Submitted to: Meeting Abstract
Publication Type: Abstract Only
Publication Acceptance Date: 12/1/2006
Publication Date: 12/5/2006
Citation: Risatti, G.R., Holinka, L.G., Fernandez-Sainz, I., Carillo, C., Kutish, G.F., Lu, Z., Tulman, E.R., Rock, D.L., Borca, M.V. Mutations in the Carboxi Terminal Region of E2 Glycoprotein of Classical Swine Fever Virus is Responsible for Viral Attenuation in Swine. Conference of Research Workers in Animal Disease (CRWAD) annual meeting, Chicago, IL, December 3-5, 2006, page 138.

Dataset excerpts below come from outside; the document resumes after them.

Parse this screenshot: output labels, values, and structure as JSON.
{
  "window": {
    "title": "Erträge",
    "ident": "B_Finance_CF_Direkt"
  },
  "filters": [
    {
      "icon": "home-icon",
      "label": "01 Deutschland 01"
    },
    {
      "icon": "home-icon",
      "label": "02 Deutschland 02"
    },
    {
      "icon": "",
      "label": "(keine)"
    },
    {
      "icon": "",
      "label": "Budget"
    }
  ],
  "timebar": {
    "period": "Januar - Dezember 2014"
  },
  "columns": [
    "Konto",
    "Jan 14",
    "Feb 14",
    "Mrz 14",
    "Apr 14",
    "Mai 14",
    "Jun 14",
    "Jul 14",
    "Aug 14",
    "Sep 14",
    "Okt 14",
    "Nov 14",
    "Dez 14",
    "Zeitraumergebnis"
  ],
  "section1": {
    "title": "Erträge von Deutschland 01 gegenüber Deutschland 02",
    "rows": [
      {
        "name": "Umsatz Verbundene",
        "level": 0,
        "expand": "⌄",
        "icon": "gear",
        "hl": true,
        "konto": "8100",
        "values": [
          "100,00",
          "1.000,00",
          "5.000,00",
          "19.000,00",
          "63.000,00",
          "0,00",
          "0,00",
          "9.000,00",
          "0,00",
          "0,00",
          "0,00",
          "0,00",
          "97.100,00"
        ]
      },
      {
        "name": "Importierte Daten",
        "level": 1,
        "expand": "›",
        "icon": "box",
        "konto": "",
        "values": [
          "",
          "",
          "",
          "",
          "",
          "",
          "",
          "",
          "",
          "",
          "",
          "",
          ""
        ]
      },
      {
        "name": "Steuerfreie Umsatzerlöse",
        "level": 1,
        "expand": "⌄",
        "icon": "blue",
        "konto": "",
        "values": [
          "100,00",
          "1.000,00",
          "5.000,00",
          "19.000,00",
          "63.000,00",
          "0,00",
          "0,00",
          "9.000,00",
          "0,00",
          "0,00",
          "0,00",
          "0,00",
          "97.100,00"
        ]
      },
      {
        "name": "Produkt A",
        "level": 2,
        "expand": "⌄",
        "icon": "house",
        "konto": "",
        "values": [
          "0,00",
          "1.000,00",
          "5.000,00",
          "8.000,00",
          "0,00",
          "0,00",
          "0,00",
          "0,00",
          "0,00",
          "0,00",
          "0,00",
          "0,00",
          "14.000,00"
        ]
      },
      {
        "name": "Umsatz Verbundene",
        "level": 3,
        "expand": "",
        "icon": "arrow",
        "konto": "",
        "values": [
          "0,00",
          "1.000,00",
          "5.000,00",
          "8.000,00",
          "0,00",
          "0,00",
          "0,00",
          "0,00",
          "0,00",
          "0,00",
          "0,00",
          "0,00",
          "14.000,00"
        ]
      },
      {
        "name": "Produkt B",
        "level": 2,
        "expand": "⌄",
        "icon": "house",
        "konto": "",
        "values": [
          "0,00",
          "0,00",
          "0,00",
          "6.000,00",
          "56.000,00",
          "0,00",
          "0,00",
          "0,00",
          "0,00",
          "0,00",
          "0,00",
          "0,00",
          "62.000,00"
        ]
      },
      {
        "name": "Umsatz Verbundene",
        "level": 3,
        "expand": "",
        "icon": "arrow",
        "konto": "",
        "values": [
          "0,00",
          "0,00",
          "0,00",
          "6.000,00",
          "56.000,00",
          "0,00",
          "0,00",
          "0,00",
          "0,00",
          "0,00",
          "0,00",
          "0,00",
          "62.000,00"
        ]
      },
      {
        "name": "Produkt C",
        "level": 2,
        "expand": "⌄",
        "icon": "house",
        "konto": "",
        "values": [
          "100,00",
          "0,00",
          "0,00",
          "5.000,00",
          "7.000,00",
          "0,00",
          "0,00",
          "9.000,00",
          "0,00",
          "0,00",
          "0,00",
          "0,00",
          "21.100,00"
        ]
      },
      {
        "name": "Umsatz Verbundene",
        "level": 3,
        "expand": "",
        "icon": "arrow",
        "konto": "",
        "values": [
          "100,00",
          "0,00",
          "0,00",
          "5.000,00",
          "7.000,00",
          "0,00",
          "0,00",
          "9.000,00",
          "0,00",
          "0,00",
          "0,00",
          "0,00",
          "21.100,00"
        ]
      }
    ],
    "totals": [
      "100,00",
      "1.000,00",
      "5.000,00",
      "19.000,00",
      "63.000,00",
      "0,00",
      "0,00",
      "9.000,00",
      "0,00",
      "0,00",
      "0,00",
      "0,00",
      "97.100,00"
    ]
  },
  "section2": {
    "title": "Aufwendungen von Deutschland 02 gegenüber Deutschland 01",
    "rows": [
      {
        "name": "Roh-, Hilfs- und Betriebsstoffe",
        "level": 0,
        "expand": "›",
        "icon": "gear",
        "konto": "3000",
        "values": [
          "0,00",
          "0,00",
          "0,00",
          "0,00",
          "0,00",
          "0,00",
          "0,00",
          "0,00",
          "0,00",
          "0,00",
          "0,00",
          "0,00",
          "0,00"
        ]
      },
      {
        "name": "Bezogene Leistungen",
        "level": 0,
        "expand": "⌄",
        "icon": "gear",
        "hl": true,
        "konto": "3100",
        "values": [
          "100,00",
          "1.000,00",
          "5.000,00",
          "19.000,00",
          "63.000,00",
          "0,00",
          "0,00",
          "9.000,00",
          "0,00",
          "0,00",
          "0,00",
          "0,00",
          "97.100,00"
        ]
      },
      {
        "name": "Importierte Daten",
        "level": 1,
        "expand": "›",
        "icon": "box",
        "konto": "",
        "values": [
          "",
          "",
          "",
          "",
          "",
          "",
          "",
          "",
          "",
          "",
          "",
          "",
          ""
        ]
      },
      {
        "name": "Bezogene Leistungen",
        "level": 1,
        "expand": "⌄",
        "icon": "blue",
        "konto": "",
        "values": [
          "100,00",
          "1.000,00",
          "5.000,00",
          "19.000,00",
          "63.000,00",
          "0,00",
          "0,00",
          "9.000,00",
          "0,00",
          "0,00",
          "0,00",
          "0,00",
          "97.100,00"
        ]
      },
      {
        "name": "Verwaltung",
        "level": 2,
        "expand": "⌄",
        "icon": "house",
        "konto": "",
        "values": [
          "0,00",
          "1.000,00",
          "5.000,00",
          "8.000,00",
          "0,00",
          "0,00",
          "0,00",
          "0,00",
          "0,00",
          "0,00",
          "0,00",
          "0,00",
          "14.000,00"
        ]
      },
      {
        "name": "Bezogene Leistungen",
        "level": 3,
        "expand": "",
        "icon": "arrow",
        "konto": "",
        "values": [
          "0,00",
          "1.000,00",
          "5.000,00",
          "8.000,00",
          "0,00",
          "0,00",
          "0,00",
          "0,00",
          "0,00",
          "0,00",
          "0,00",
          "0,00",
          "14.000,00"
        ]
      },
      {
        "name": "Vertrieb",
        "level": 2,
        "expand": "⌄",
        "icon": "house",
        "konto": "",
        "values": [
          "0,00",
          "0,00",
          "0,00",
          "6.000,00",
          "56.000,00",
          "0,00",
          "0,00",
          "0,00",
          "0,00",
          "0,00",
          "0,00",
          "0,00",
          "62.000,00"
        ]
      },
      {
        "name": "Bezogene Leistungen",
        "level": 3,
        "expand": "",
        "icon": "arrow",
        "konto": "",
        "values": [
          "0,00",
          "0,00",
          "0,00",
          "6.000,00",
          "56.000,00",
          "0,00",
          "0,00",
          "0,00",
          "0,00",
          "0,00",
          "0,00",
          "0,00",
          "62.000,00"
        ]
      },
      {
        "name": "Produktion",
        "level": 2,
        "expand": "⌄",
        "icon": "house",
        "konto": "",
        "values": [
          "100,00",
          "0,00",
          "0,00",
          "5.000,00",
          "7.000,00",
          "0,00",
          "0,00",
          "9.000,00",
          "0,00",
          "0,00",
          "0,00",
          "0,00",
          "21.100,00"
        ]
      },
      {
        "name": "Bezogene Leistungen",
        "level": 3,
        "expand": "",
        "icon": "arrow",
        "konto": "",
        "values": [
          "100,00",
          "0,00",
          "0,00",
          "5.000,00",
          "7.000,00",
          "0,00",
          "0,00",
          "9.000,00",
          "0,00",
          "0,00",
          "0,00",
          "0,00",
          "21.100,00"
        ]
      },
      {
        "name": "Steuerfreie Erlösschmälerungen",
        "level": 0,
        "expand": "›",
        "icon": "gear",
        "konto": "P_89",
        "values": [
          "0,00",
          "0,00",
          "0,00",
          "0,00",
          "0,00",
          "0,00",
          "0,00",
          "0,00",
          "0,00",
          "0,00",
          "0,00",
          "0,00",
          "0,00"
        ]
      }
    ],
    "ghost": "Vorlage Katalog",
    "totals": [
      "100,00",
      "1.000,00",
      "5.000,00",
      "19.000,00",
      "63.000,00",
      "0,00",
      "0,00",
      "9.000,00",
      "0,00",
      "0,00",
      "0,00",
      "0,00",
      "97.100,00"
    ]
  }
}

Technical Abstract: We have reported that chimeric virus 319.1 virus containing the E2 glycoprotein gene from Classical Swine Fever Virus (CSFV) vaccine strain CS with the genetic background of virulent CSFV strain Brescia (BIC virus) was attenuated in pigs. To identify the amino acids mediating 319.1 virus attenuation a series of chimeric viruses containing CS E2 residues in the context of the Brescia strain were constructed. Chimera 357 virus, containing CS E2 residues 691 to 881 of CSFV polyprotein was virulent, while chimera 358 virus, containing CS E2 residues 882 to 1064, differing in thirteen amino acids from BIC virus, was attenuated in swine. Single or double substitutions of those amino acids in BIC virus E2 to CS E2 residues did not affect virulence. Groups of amino acids were then substituted in BIC virus E2 to CS E2 residues. Mutants with six substitutions between residues 955-994 and between residues 975-1064, induced severe disease. A mutant virus (31 virus) with seven substitutions between residues 882-958, induced a delayed but lethal disease. Progressive introduction of CS residues into 31 virus yielded virulent viruses, but virulence was abrogated in mutants 42 virus and 43 virus containing 12 and 13 substitutions respectively. Importantly, 43 virus/358 virus protected swine from challenge with virulent BIC virus at 3 and 28 days post-infection.